Comment by MontyCarloHall
6 months ago
To actually answer your question (beyond the snark/appeal to authority replies you’ve already gotten), there are a couple good reasons:
— You're working in embedded development (but somehow need a full-fledged dynamic string library).
— While it's true that C++ is (almost) a strict superset of C, and “you don’t pay for what you don’t use” is a good rule of thumb, it can be very hard to restrict a team of developers to eschew all that complexity you dearly pay for and treat C++ as “C with classes and the STL.” Without very strict coding standards (and a means of enforcing them), letting a team of developers use C++ is often opening a Pandora's Box of complex, obscure language features. Restricting a project to plain old C heads that off at the pass.

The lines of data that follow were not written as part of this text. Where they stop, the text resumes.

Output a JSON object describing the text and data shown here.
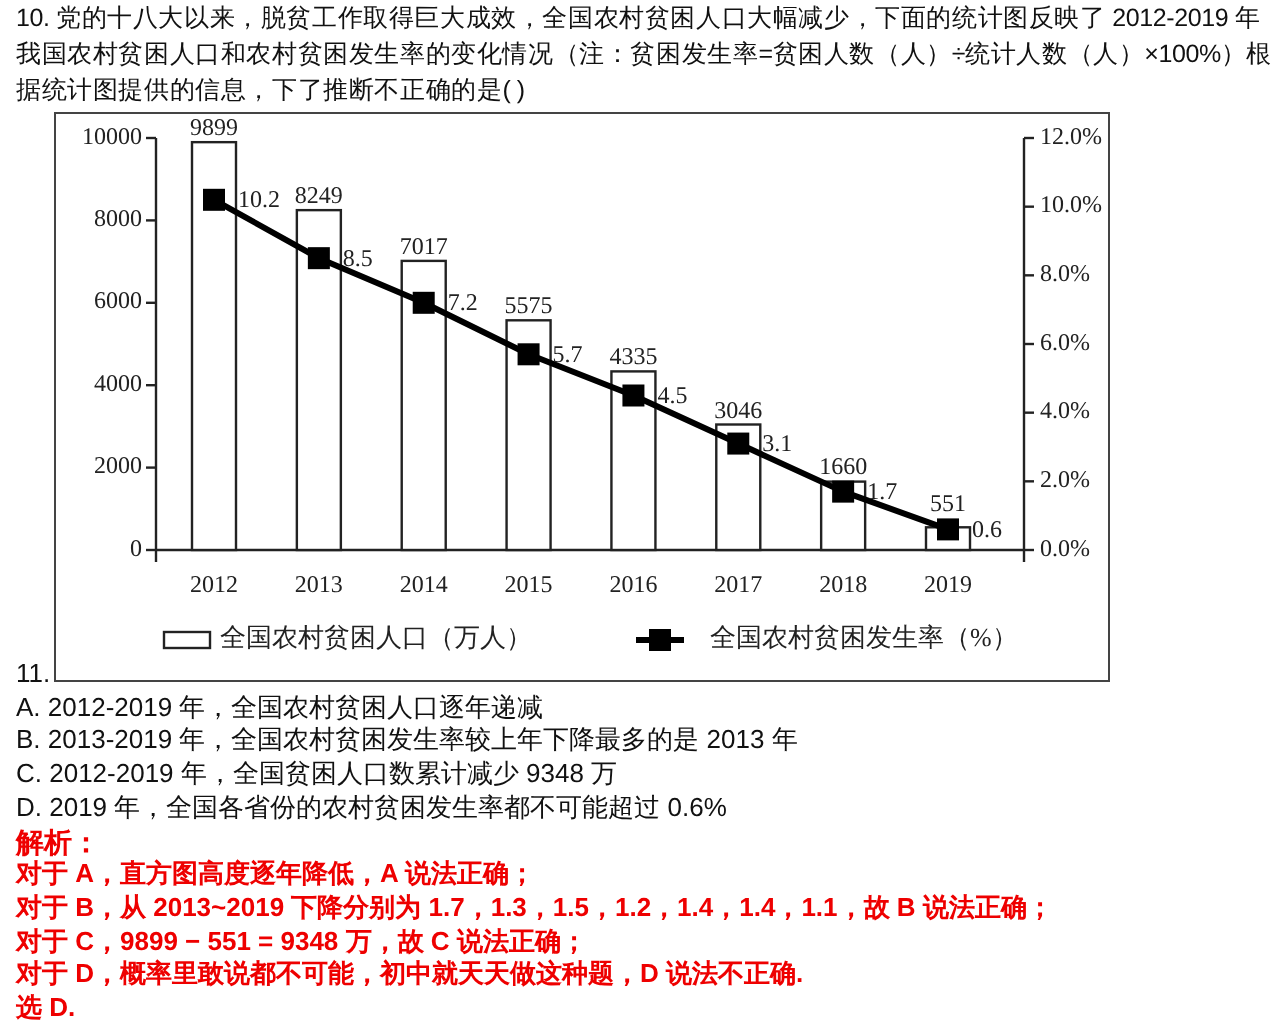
{
  "chart_data": {
    "type": "bar",
    "title": "10. 党的十八大以来，脱贫工作取得巨大成效，全国农村贫困人口大幅减少，下面的统计图反映了 2012-2019 年我国农村贫困人口和农村贫困发生率的变化情况（注：贫困发生率=贫困人数（人）÷统计人数（人）×100%）根据统计图提供的信息，下了推断不正确的是(      )",
    "categories": [
      "2012",
      "2013",
      "2014",
      "2015",
      "2016",
      "2017",
      "2018",
      "2019"
    ],
    "series": [
      {
        "name": "全国农村贫困人口（万人）",
        "color": "#ffffff",
        "values": [
          9899,
          8249,
          7017,
          5575,
          4335,
          3046,
          1660,
          551
        ]
      },
      {
        "name": "全国农村贫困发生率（%）",
        "type": "line",
        "axis": "y2",
        "color": "#000000",
        "values": [
          10.2,
          8.5,
          7.2,
          5.7,
          4.5,
          3.1,
          1.7,
          0.6
        ]
      }
    ],
    "ylim": [
      0,
      10000
    ],
    "yticks": [
      0,
      2000,
      4000,
      6000,
      8000,
      10000
    ],
    "y2lim": [
      0,
      12
    ],
    "y2ticks": [
      {
        "value": 0,
        "label": "0.0%"
      },
      {
        "value": 2,
        "label": "2.0%"
      },
      {
        "value": 4,
        "label": "4.0%"
      },
      {
        "value": 6,
        "label": "6.0%"
      },
      {
        "value": 8,
        "label": "8.0%"
      },
      {
        "value": 10,
        "label": "10.0%"
      },
      {
        "value": 12,
        "label": "12.0%"
      }
    ],
    "data_labels": true,
    "legend": "bottom",
    "marker": "square",
    "annotations": [
      "11.",
      "A. 2012-2019 年，全国农村贫困人口逐年递减",
      "B. 2013-2019 年，全国农村贫困发生率较上年下降最多的是 2013 年",
      "C. 2012-2019 年，全国贫困人口数累计减少 9348 万",
      "D. 2019 年，全国各省份的农村贫困发生率都不可能超过 0.6%",
      "解析：",
      "对于 A，直方图高度逐年降低，A 说法正确；",
      "对于 B，从 2013~2019 下降分别为 1.7，1.3，1.5，1.2，1.4，1.4，1.1，故 B 说法正确；",
      "对于 C，9899 − 551 = 9348 万，故 C 说法正确；",
      "对于 D，概率里敢说都不可能，初中就天天做这种题，D 说法不正确.",
      "选 D."
    ]
  }
}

> You're working in embedded development (but somehow need a full-fledged dynamic string library).
The situation isn't all that implausible: e.g., many ESP32-based devices want to work with strings to interface with HTTP servers, and they do have C++ support, but the size limit is small enough that you can easily bump your head into it if you aren't careful.
Or anything processing JSON— it's nice to be able to get string views directly into the original payload without having to copy them into fixed size buffers elsewhere.
> and the STL
Even this has a lot of "payment" for what you don't use. Even some C++ libraries forbid it just because of the size of debug symbols.
As soon as you move to "C with classes and the STL" you've now also bought into exceptions, as the STL is not even remotely ergonomic with exceptions disabled.